The varied options for the presentation of performance data can make comparison of funds a minefield for the uninitiated. There is a tension between marketers, compliance departments and regulators about how information is presented. This is an area receiving much scrutiny from the FSA, both in terms of how performance is presented in advertisements but also in the literature that clients receive.

The new key facts regime which is due to replace the key features regime for funds from February next year is subject to delay because of difficulty in getting agreement at an EU level about its contents. One of the key topics is the inclusion of past performance information. The discussions centre on how it should be presented. It seems likely performance will be shown in two ways:

•A line graph showing cumulative returns on a £1,000 investment

•A bar chart showing percentage returns on a discrete annual basis.

This information will be of interest to investors but the key area of focus for industry professionals, as well as more sophisticated clients, is the area of performance relative to peer group. In this regard the Investment Management Association&#39s sector definitions are of paramount importance.

The sectors subdivide UK domiciled funds into categories which allow easy comparison of funds with similar investment objectives. A list of sector definitions is available on the IMA website (www.investmentfunds.org.uk). The system is currently being strengthened with the introduction of a formalised system of sector monitoring.

The new process involves Lipper, on behalf of the IMA, collecting and analysing portfolio data for all UK domiciled funds. Monthly reports show sector by sector which funds are not invested in accordance with the sector definition.

If a fund is not invested within the parameters of its sector, IMA writes to the fund manager and gives them the opportunity to bring the fund back into line with the sector definition.

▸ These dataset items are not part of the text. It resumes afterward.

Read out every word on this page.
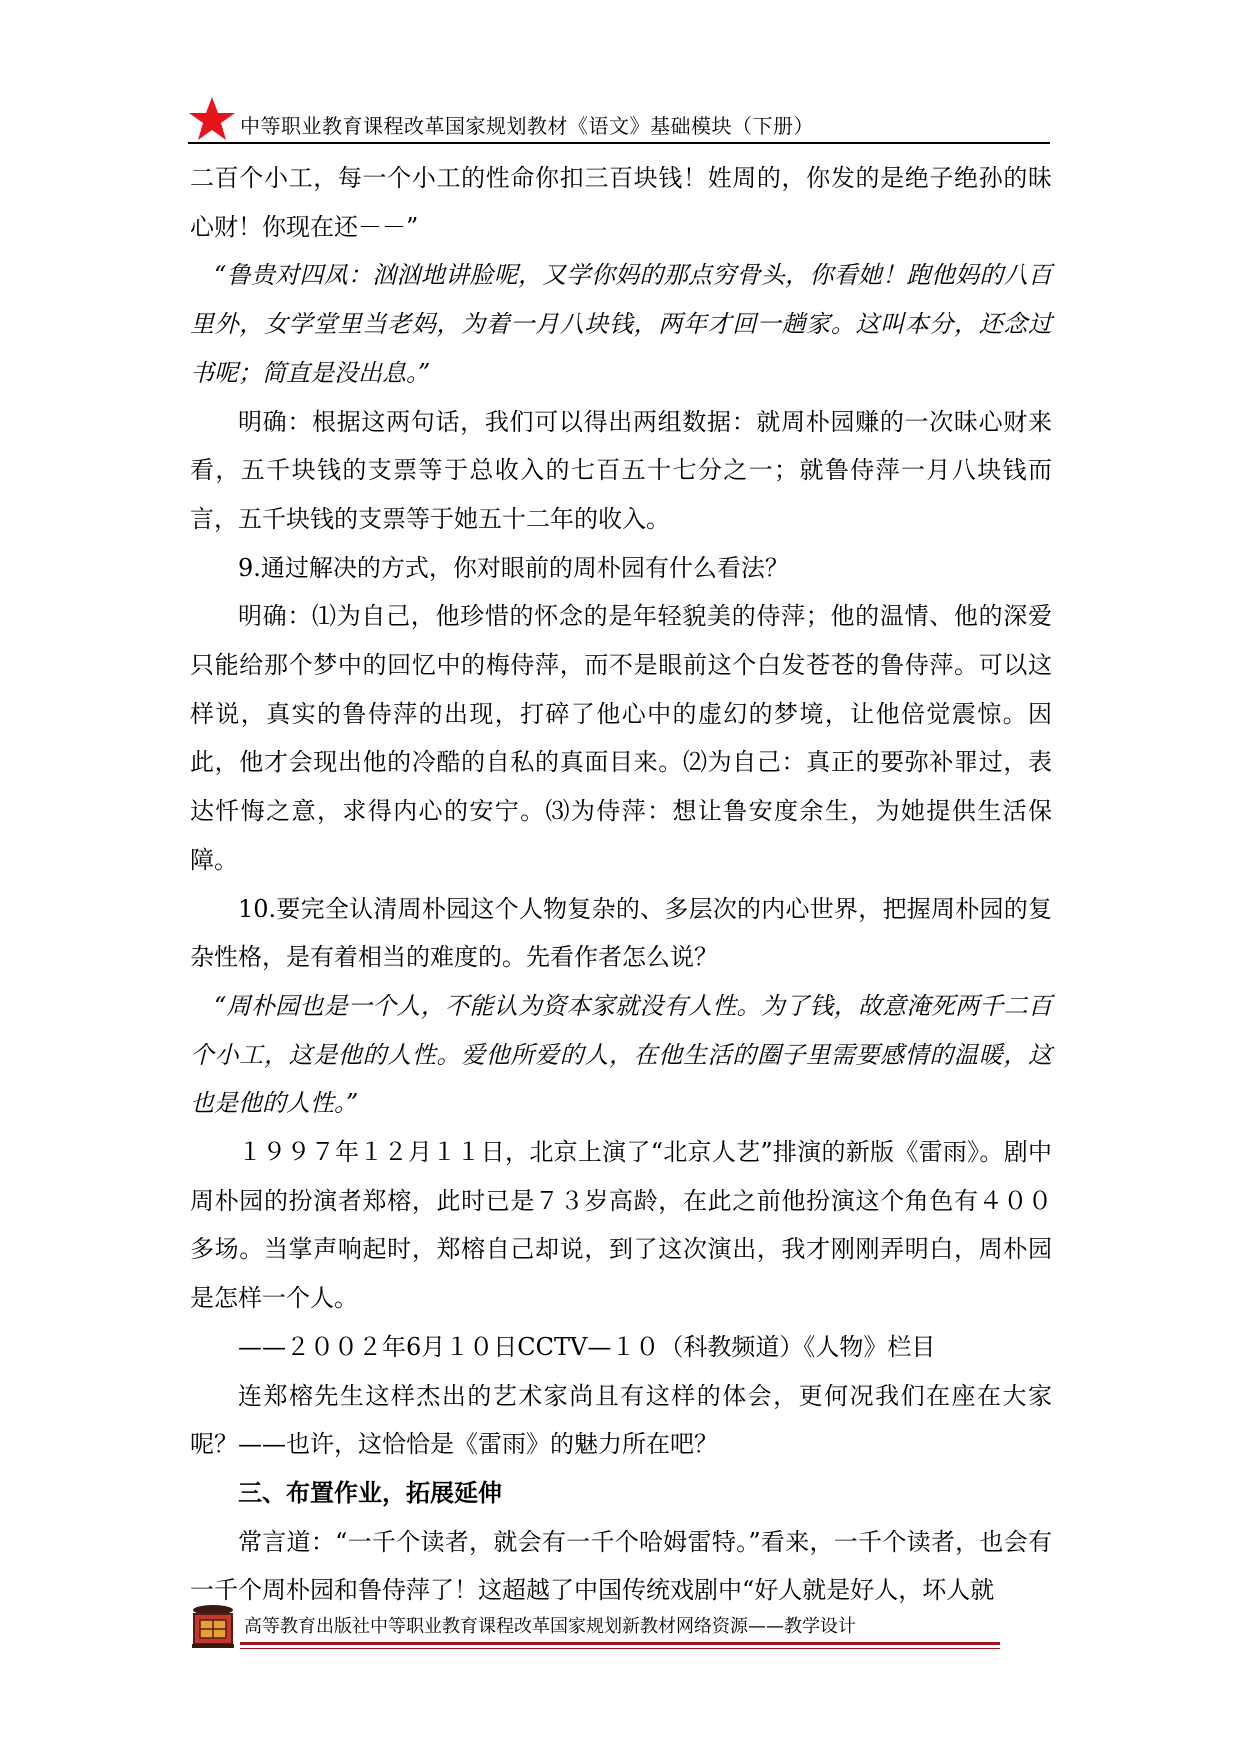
中等职业教育课程改革国家规划教材《语文》基础模块（下册）

二百个小工，每一个小工的性命你扣三百块钱！姓周的，你发的是绝子绝孙的昧心财！你现在还－－”

“鲁贵对四凤：汹汹地讲脸呢，又学你妈的那点穷骨头，你看她！跑他妈的八百里外，女学堂里当老妈，为着一月八块钱，两年才回一趟家。这叫本分，还念过书呢；简直是没出息。”

明确：根据这两句话，我们可以得出两组数据：就周朴园赚的一次昧心财来看，五千块钱的支票等于总收入的七百五十七分之一；就鲁侍萍一月八块钱而言，五千块钱的支票等于她五十二年的收入。

9.通过解决的方式，你对眼前的周朴园有什么看法？

明确：⑴为自己，他珍惜的怀念的是年轻貌美的侍萍；他的温情、他的深爱只能给那个梦中的回忆中的梅侍萍，而不是眼前这个白发苍苍的鲁侍萍。可以这样说，真实的鲁侍萍的出现，打碎了他心中的虚幻的梦境，让他倍觉震惊。因此，他才会现出他的冷酷的自私的真面目来。⑵为自己：真正的要弥补罪过，表达忏悔之意，求得内心的安宁。⑶为侍萍：想让鲁安度余生，为她提供生活保障。

10.要完全认清周朴园这个人物复杂的、多层次的内心世界，把握周朴园的复杂性格，是有着相当的难度的。先看作者怎么说？

“周朴园也是一个人，不能认为资本家就没有人性。为了钱，故意淹死两千二百个小工，这是他的人性。爱他所爱的人，在他生活的圈子里需要感情的温暖，这也是他的人性。”

１９９７年１２月１１日，北京上演了“北京人艺”排演的新版《雷雨》。剧中周朴园的扮演者郑榕，此时已是７３岁高龄，在此之前他扮演这个角色有４００多场。当掌声响起时，郑榕自己却说，到了这次演出，我才刚刚弄明白，周朴园是怎样一个人。

——２００２年6月１０日CCTV—１０（科教频道）《人物》栏目

连郑榕先生这样杰出的艺术家尚且有这样的体会，更何况我们在座在大家呢？——也许，这恰恰是《雷雨》的魅力所在吧？

三、布置作业，拓展延伸

常言道：“一千个读者，就会有一千个哈姆雷特。”看来，一千个读者，也会有一千个周朴园和鲁侍萍了！这超越了中国传统戏剧中“好人就是好人，坏人就

高等教育出版社中等职业教育课程改革国家规划新教材网络资源——教学设计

Alternatively, the manager can continue investing as before with the fund classified in a more appropriate sector.

A small number of fund groups have been unhappy with this approach, saying that IMA is forcing them to change the way they run the money. They have completely missed the point – IMA is in no way trying to determine how portfolios are managed, it is simply trying to ensure that funds are classified in the most appropriate sector to minimise investor misunderstanding.

Fund groups can opt out of the sector monitoring process, either for their whole range or for specific funds. The funds concerned will be categorised as unclassified – as such, they will not be included in the mainstream sectors.

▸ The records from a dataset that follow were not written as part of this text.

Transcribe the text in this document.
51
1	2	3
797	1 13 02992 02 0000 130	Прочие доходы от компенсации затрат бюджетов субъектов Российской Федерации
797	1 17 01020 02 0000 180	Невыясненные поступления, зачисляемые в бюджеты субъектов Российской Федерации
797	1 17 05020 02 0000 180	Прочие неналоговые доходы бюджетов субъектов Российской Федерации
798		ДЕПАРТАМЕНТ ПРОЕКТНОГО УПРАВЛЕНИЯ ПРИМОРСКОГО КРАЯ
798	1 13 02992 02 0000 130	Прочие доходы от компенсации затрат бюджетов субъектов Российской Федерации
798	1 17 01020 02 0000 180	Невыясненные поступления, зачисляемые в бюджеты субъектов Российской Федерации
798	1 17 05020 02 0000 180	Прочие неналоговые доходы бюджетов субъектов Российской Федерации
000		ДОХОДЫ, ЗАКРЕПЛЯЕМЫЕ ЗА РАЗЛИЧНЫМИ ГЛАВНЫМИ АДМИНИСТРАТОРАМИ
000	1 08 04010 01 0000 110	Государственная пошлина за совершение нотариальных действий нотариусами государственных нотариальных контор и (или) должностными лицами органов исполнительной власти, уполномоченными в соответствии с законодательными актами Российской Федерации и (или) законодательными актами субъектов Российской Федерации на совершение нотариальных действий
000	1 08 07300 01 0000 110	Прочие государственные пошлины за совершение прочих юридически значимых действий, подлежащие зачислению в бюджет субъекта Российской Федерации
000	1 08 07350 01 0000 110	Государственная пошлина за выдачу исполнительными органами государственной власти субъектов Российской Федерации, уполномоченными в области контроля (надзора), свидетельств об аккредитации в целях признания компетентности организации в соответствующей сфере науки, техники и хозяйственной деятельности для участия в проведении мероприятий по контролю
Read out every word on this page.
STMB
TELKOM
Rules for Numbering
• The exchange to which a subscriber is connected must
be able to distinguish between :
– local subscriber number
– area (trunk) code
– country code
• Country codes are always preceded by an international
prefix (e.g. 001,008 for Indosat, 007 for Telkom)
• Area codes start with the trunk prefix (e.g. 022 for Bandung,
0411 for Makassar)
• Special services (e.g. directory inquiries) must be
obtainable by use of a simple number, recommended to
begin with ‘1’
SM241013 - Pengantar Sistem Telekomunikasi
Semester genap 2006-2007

Being unclassified does not imply any problem with a fund – there are perfectly innocent reasons why a fund might be so categorised. For instance, institutional funds or funds not publicly marketed may have no need or desire to be compared categorised in what have essentially been retail-driven sectors. By opting out, a fund house and associated clients are simply prevented from analysing their performance relative to a particular sector. They can, however, still show performance relative to the specific benchmark.

This new system is still in its early days but it should be seen as a hugely beneficial move for the industry. Potentially more changes are afoot with the news that one of the data providers plans to promote their database which allows comparison of all funds registered for sale in the UK.

This includes all UK domiciled funds and funds domiciled in other jurisdictions (such as Ireland and Luxemburg) which have been registered for sale in the UK by the FSA. The inclusion of offshore funds registered for sale in the UK will almost double the number of funds to around 4,000.

The availability of this analysis is not new, but to date it has not been widely promoted. Offshore funds registered for sale in the UK will be subject to broadly equivalent regulation to a UK fund but advisers should consider other factors.

There may be tax and currency issues as well as an absence of sector monitoring in relation to offshore funds. This does not mean advisers should not consider offshore funds – they simply need to be aware of them when doing their research.